I really love collections of writers' letters - I'e spent many a happy hour poking through collections of letters from the likes of Steinbeck, Fitzgerald, Wolff, Nabokov, Ken Tynan and others. (Journals are fun, too.) It's one of the things I fear we may lose in this age of the tossed off one-liner e-mail - although if any of you have ever had the pleasure of corresponding with Ed, you'll know he may well be our last bulwark against such a day. At any rate, TLS looks at letters to Yeats and Pound from Iseult Gonne.

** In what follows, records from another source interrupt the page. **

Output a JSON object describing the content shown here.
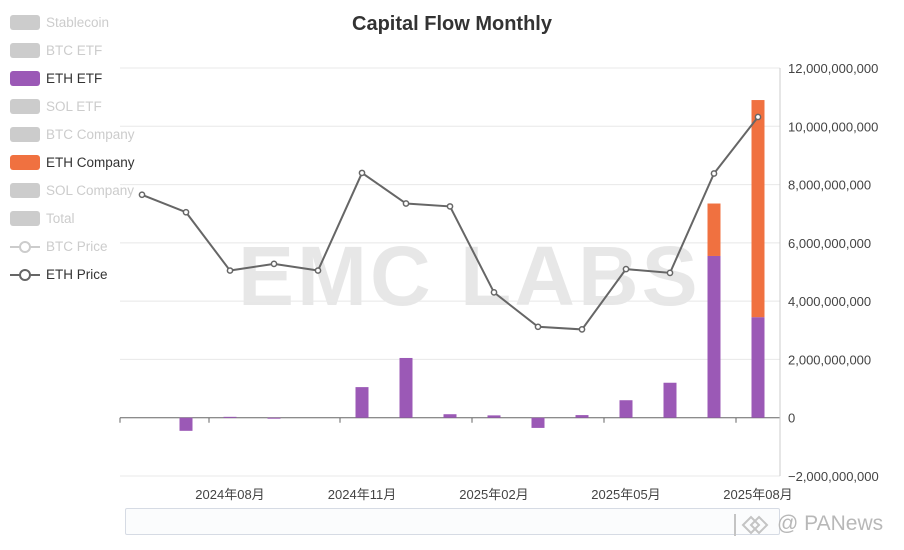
{
  "title": "Capital Flow Monthly",
  "watermark": "EMC LABS",
  "brand": {
    "text": "@ PANews"
  },
  "legend": [
    {
      "label": "Stablecoin",
      "active": false,
      "kind": "box",
      "color": "#cccccc"
    },
    {
      "label": "BTC ETF",
      "active": false,
      "kind": "box",
      "color": "#cccccc"
    },
    {
      "label": "ETH ETF",
      "active": true,
      "kind": "box",
      "color": "#9b59b6"
    },
    {
      "label": "SOL ETF",
      "active": false,
      "kind": "box",
      "color": "#cccccc"
    },
    {
      "label": "BTC Company",
      "active": false,
      "kind": "box",
      "color": "#cccccc"
    },
    {
      "label": "ETH Company",
      "active": true,
      "kind": "box",
      "color": "#f07140"
    },
    {
      "label": "SOL Company",
      "active": false,
      "kind": "box",
      "color": "#cccccc"
    },
    {
      "label": "Total",
      "active": false,
      "kind": "box",
      "color": "#cccccc"
    },
    {
      "label": "BTC Price",
      "active": false,
      "kind": "line",
      "color": "#cccccc"
    },
    {
      "label": "ETH Price",
      "active": true,
      "kind": "line",
      "color": "#666666"
    }
  ],
  "chart_data": {
    "type": "bar",
    "title": "Capital Flow Monthly",
    "categories": [
      "2024-06",
      "2024-07",
      "2024-08",
      "2024-09",
      "2024-10",
      "2024-11",
      "2024-12",
      "2025-01",
      "2025-02",
      "2025-03",
      "2025-04",
      "2025-05",
      "2025-06",
      "2025-07",
      "2025-08"
    ],
    "x_tick_labels": [
      "2024年08月",
      "2024年11月",
      "2025年02月",
      "2025年05月",
      "2025年08月"
    ],
    "y_right_ticks": [
      "12,000,000,000",
      "10,000,000,000",
      "8,000,000,000",
      "6,000,000,000",
      "4,000,000,000",
      "2,000,000,000",
      "0",
      "−2,000,000,000"
    ],
    "ylim": [
      -2000000000,
      12000000000
    ],
    "series": [
      {
        "name": "ETH ETF",
        "color": "#9b59b6",
        "stack": true,
        "values": [
          0,
          -450000000,
          30000000,
          -20000000,
          0,
          1050000000,
          2050000000,
          120000000,
          80000000,
          -350000000,
          90000000,
          600000000,
          1200000000,
          5550000000,
          3450000000
        ]
      },
      {
        "name": "ETH Company",
        "color": "#f07140",
        "stack": true,
        "values": [
          0,
          0,
          0,
          0,
          0,
          0,
          0,
          0,
          0,
          0,
          0,
          0,
          0,
          1800000000,
          7450000000
        ]
      },
      {
        "name": "ETH Price",
        "color": "#666666",
        "type": "line",
        "values": [
          7650000000,
          7050000000,
          5050000000,
          5280000000,
          5050000000,
          8400000000,
          7350000000,
          7250000000,
          4300000000,
          3120000000,
          3030000000,
          5100000000,
          4970000000,
          8380000000,
          10320000000
        ]
      }
    ],
    "grid": true,
    "legend_position": "left"
  }
}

These letters are despatches from a life that should have been a novel. Iseult Gonne was born in 1894, the illegitimate daughter of Lucien Millevoye, a journalist and right-wing politician in the French Third Republic, and Maud Gonne, the great unrequited love of W. B. Yeats’s early life. Iseult’s very conception was dictated by Maud’s powerful sense of mysticism and tragedy: an earlier child, Georges, had died in infancy, and Maud believed he could be reincarnated if she conceived a child at the grandiose tomb she had erected for him at Samois-sur-Seine, a resolution she apparently carried through, though her relationship with Millevoye soon foundered. Iseult’s destiny was marked out. She grew up in her mother’s houses in Paris and on the Normandy coast; when Maud’s career as a political organizer and public goddess of extremist Irish nationalism took her to Ireland, Iseult was looked after by a series of devoted friends and retainers, but her bond with her tempestuous, magnetic mother survived through periods of exasperation and estrangement. Her pet name for Maud (which also concealed their real relationship) was “Moura”, an anagram of “amour”.
Since you mentioned Fitzgerald, I assume you've read Dear Scott, Dear Max, then? One of my favorites.

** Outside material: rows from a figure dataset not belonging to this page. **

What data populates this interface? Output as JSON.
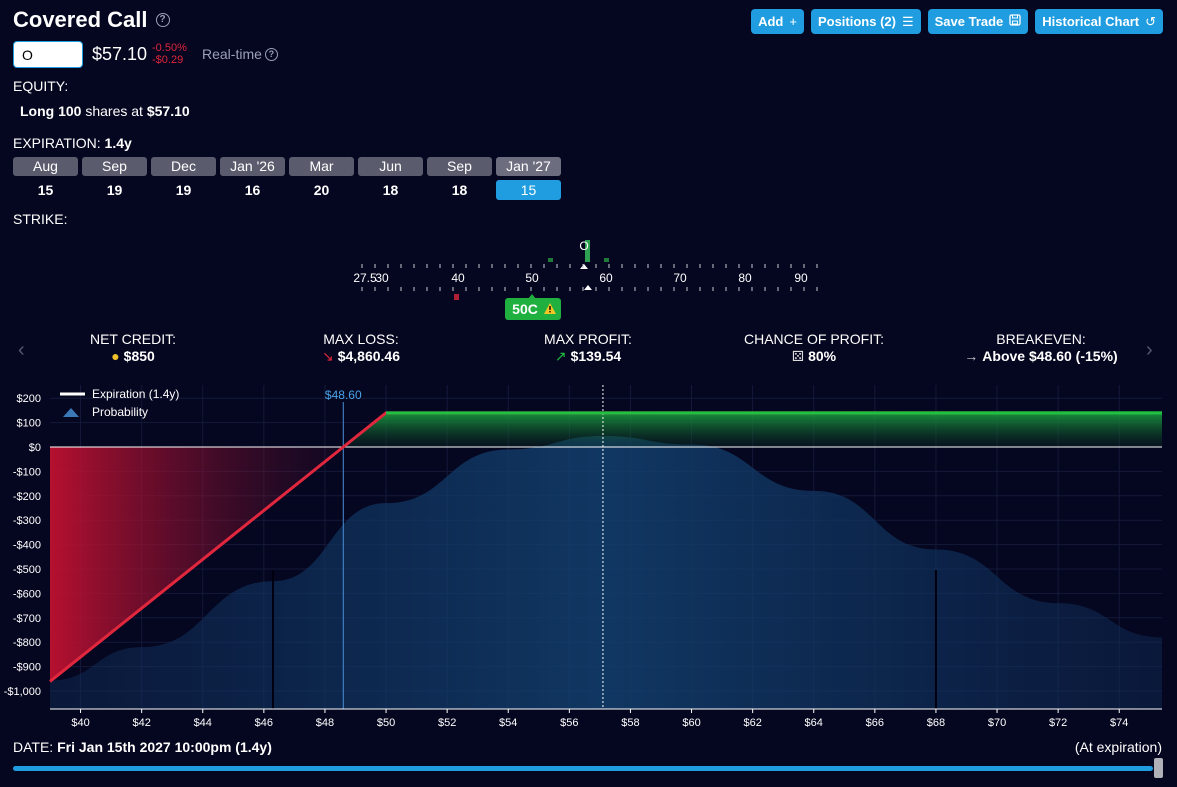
{
  "header": {
    "title": "Covered Call",
    "buttons": [
      {
        "label": "Add",
        "icon": "plus-icon",
        "glyph": "+"
      },
      {
        "label": "Positions (2)",
        "icon": "list-icon",
        "glyph": "☰"
      },
      {
        "label": "Save Trade",
        "icon": "save-icon",
        "glyph": "🖫"
      },
      {
        "label": "Historical Chart",
        "icon": "history-icon",
        "glyph": "↺"
      }
    ]
  },
  "quote": {
    "symbol": "O",
    "price": "$57.10",
    "change_pct": "-0.50%",
    "change_abs": "-$0.29",
    "mode": "Real-time"
  },
  "equity": {
    "label": "EQUITY:",
    "qty": "Long 100",
    "mid": " shares at ",
    "price": "$57.10"
  },
  "expiration": {
    "label": "EXPIRATION:",
    "value": "1.4y",
    "dates": [
      {
        "month": "Aug",
        "day": "15"
      },
      {
        "month": "Sep",
        "day": "19"
      },
      {
        "month": "Dec",
        "day": "19"
      },
      {
        "month": "Jan '26",
        "day": "16"
      },
      {
        "month": "Mar",
        "day": "20"
      },
      {
        "month": "Jun",
        "day": "18"
      },
      {
        "month": "Sep",
        "day": "18"
      },
      {
        "month": "Jan '27",
        "day": "15"
      }
    ],
    "selected_index": 7
  },
  "strike": {
    "label": "STRIKE:",
    "ticker_marker": "O",
    "ticks": [
      "27.5",
      "30",
      "40",
      "50",
      "60",
      "70",
      "80",
      "90"
    ],
    "selected": "50C",
    "warning_icon": "warning-icon"
  },
  "stats": [
    {
      "label": "NET CREDIT:",
      "value": "$850",
      "icon": "coins-icon",
      "glyph": "●"
    },
    {
      "label": "MAX LOSS:",
      "value": "$4,860.46",
      "icon": "arrow-down-icon",
      "glyph": "↘"
    },
    {
      "label": "MAX PROFIT:",
      "value": "$139.54",
      "icon": "arrow-up-icon",
      "glyph": "↗"
    },
    {
      "label": "CHANCE OF PROFIT:",
      "value": "80%",
      "icon": "dice-icon",
      "glyph": "⚄"
    },
    {
      "label": "BREAKEVEN:",
      "value": "Above $48.60 (-15%)",
      "icon": "arrow-right-icon",
      "glyph": "→"
    }
  ],
  "chart_data": {
    "type": "line",
    "legend": [
      "Expiration (1.4y)",
      "Probability"
    ],
    "breakeven_label": "$48.60",
    "breakeven": 48.6,
    "current_price": 57.1,
    "xlim": [
      39,
      75.4
    ],
    "ylim": [
      -1000,
      200
    ],
    "x_ticks": [
      40,
      42,
      44,
      46,
      48,
      50,
      52,
      54,
      56,
      58,
      60,
      62,
      64,
      66,
      68,
      70,
      72,
      74
    ],
    "x_tick_labels": [
      "$40",
      "$42",
      "$44",
      "$46",
      "$48",
      "$50",
      "$52",
      "$54",
      "$56",
      "$58",
      "$60",
      "$62",
      "$64",
      "$66",
      "$68",
      "$70",
      "$72",
      "$74"
    ],
    "y_ticks": [
      200,
      100,
      0,
      -100,
      -200,
      -300,
      -400,
      -500,
      -600,
      -700,
      -800,
      -900,
      -1000
    ],
    "y_tick_labels": [
      "$200",
      "$100",
      "$0",
      "-$100",
      "-$200",
      "-$300",
      "-$400",
      "-$500",
      "-$600",
      "-$700",
      "-$800",
      "-$900",
      "-$1,000"
    ],
    "series": [
      {
        "name": "Expiration (1.4y)",
        "x": [
          39,
          48.6,
          50,
          75.4
        ],
        "y": [
          -961,
          0,
          140,
          140
        ]
      },
      {
        "name": "Probability",
        "x": [
          39,
          42,
          46.3,
          50,
          54,
          57.1,
          60,
          64,
          68,
          72,
          75.4
        ],
        "y": [
          -957,
          -820,
          -550,
          -230,
          -10,
          45,
          10,
          -180,
          -420,
          -640,
          -780
        ]
      }
    ],
    "sigma_band_x": [
      46.3,
      68
    ]
  },
  "footer": {
    "date_label": "DATE:",
    "date_value": "Fri Jan 15th 2027 10:00pm (1.4y)",
    "at_expiration": "(At expiration)"
  },
  "colors": {
    "accent": "#1f9de0",
    "profit": "#20c040",
    "loss": "#e0273d",
    "background": "#05061f"
  }
}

Sarte's and de Beauvoir's are pretty interesting and illuminating too.
Posted by: Brian | April 16, 2004 at 09:10 AM
George Bernard Shaw's collection of letters are wonderful as well. They -- did I mention they run four volumes? -- are wonderfully edited, with plenty of explanatory footnotes and commentary.
Dorothy Sayers' letters are pretty good too, especially when she's explaining CofE doctrine or defending her religion.